Places to Stay in South Beach
South Beach is one of the best places in Florida
to stay for the scenery alone and I'm talking about the hotels as well as the beach. Known for it's Art Deco area some of the hotels there are a walk in a past age. Some popular Deco hotels are the Colony, the Clinton Hotel and Spa South Beach and the National and Cadet Hotels. The Loews Miami Beach Hotel is right on the beach in the Art Deco area. Collins Ave. and Ocean Ave are considered to be the heart of the area and are lined with many hotels and resorts such as the Catalina and Blue Moon Hotels. If you feel like a little pampering stay at the Chesterfield Suites and Day Spa or the Royal Palm South Beach Resort. Some more Deco hotels are the Starlite Hotel, Hotel Shelley, the Palms South Beach and the Claridge hotel all located near the shopping, clubs, restaurants and sandy beach that make South Beach an international destination and hot spot.
View South Beach Hotels »
Henry and Charles Lum bought South Beach in 1870 to start a coconut farm; they built the first house here in 1886. In 1894 the Lum brothers left the area and control of their plantation to John Collins.
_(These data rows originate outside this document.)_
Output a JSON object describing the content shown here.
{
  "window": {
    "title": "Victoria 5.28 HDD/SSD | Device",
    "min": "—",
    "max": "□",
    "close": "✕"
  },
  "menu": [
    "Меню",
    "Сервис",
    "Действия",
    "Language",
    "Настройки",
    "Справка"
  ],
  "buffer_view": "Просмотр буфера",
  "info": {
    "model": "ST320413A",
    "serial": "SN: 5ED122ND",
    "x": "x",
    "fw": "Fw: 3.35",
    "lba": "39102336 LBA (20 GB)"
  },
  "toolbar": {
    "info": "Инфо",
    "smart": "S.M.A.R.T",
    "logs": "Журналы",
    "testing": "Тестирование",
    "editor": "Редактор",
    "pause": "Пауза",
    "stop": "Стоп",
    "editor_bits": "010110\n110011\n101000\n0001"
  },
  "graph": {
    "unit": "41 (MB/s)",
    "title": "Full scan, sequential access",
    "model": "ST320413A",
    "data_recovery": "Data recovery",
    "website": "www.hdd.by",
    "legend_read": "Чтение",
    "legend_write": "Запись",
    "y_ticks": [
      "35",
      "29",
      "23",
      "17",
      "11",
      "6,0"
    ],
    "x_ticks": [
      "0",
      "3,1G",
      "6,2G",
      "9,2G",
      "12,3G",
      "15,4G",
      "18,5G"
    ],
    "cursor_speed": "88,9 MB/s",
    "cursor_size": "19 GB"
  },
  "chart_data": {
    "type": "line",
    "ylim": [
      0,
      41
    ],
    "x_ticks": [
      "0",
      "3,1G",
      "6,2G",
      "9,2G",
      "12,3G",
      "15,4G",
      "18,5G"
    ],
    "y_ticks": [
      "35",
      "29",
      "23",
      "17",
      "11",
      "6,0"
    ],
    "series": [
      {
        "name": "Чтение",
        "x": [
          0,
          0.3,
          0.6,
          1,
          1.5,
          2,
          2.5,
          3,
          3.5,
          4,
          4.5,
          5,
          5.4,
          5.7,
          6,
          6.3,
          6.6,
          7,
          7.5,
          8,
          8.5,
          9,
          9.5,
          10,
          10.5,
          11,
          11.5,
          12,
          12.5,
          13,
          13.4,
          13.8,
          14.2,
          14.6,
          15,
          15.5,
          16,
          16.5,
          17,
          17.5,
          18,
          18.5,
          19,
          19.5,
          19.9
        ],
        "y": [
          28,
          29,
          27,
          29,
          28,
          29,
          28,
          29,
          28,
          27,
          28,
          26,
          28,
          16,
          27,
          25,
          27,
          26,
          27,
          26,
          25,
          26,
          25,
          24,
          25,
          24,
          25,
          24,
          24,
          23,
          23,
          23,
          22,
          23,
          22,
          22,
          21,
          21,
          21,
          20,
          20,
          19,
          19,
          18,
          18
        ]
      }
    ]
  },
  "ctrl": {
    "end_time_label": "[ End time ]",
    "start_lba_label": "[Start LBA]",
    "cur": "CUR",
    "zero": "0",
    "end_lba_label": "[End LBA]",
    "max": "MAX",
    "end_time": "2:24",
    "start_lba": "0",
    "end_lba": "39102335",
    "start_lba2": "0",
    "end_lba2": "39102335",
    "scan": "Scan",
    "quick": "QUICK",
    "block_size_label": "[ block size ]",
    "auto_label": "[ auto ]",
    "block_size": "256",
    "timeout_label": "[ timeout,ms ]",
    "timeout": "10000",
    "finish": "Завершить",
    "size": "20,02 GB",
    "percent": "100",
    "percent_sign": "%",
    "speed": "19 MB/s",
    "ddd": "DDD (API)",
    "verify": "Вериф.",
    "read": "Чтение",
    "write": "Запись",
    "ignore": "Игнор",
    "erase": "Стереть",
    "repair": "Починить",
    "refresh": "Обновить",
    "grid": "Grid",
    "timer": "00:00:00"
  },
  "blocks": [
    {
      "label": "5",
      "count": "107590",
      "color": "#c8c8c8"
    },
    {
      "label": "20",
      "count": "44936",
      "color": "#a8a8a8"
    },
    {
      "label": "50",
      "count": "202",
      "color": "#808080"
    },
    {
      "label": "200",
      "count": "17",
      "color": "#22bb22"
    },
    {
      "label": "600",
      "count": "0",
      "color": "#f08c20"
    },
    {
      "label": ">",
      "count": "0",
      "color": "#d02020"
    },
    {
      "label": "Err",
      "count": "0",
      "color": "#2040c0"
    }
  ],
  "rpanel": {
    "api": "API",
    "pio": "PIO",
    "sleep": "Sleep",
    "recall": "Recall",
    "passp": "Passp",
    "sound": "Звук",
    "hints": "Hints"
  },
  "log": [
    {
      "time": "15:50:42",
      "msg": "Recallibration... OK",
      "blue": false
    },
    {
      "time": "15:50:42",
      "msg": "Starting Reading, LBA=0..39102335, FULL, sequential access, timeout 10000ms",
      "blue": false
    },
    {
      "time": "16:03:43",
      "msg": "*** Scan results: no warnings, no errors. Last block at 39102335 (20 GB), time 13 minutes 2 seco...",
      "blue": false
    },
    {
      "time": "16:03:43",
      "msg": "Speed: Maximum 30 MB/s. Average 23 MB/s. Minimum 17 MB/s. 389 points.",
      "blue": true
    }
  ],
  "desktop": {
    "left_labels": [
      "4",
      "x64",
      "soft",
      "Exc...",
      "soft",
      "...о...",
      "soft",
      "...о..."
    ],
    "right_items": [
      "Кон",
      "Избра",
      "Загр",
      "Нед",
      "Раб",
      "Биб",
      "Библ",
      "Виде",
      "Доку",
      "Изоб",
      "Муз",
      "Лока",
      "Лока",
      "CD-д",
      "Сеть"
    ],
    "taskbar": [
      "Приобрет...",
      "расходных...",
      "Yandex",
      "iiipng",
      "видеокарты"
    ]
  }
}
Collins, along with Carl G. Fisher and the Lummus Brothers, started developing the area in the 1910's. Their vision was an oceanfront city of modest single family homes. On March 26, 1915 the three partners incorporated the town of Miami Beach. Three years later the MacArthur Causeway was completed, making Miami Beach even more assessable from the mainland.
In 1920 South Beach's main streets, 5th Street, Alton Road, Collins Avenue, Washington Avenue, and Ocean Drive were all ready for automobile traffic. Thus began the Miami Beach Land boom. Interest in Miami Beach soared, with Harvey Firestone and J.C. Penney choosing to call Miami Beach home, and President Warren G. Harding frequenting the Flamingo Hotel.
The hurricane of 1926 destroyed much of the area but it didn't take long for rebuilding to start. The distinctive architecture chosen in the 1930's would give South Beach its signature: Art Deco. By 1940, South Beach's population had grown to 28,000.
In a move that shocked the industry, Jackie Gleason brought his weekly variety show to South Beach in 1966. This brought even more notoriety to the area. During the late 70's through the 80's, South Beach became more of a retirement community as most of its oceanfront hotels and apartment buildings filled with seniors living on fixed incomes.
Drug culture also expanded in Florida
during this time, along with poverty and crime. But when the popular 80's show Miami Vice began shooting in South Beach, SoBe began to turn around. By the late 80's the fashion industry had moved in, and SoBe became one the wealthiest commercial areas on the beach. It's been estimated that approximately 1,500 models live on South Beach today. It's no wonder -- the area's raw and unique visual beauty makes SoBe a great place for a photo shoot.
Today South Beach is very alive indeed -- pulsing with the beat of not only young America but of young Europe as well.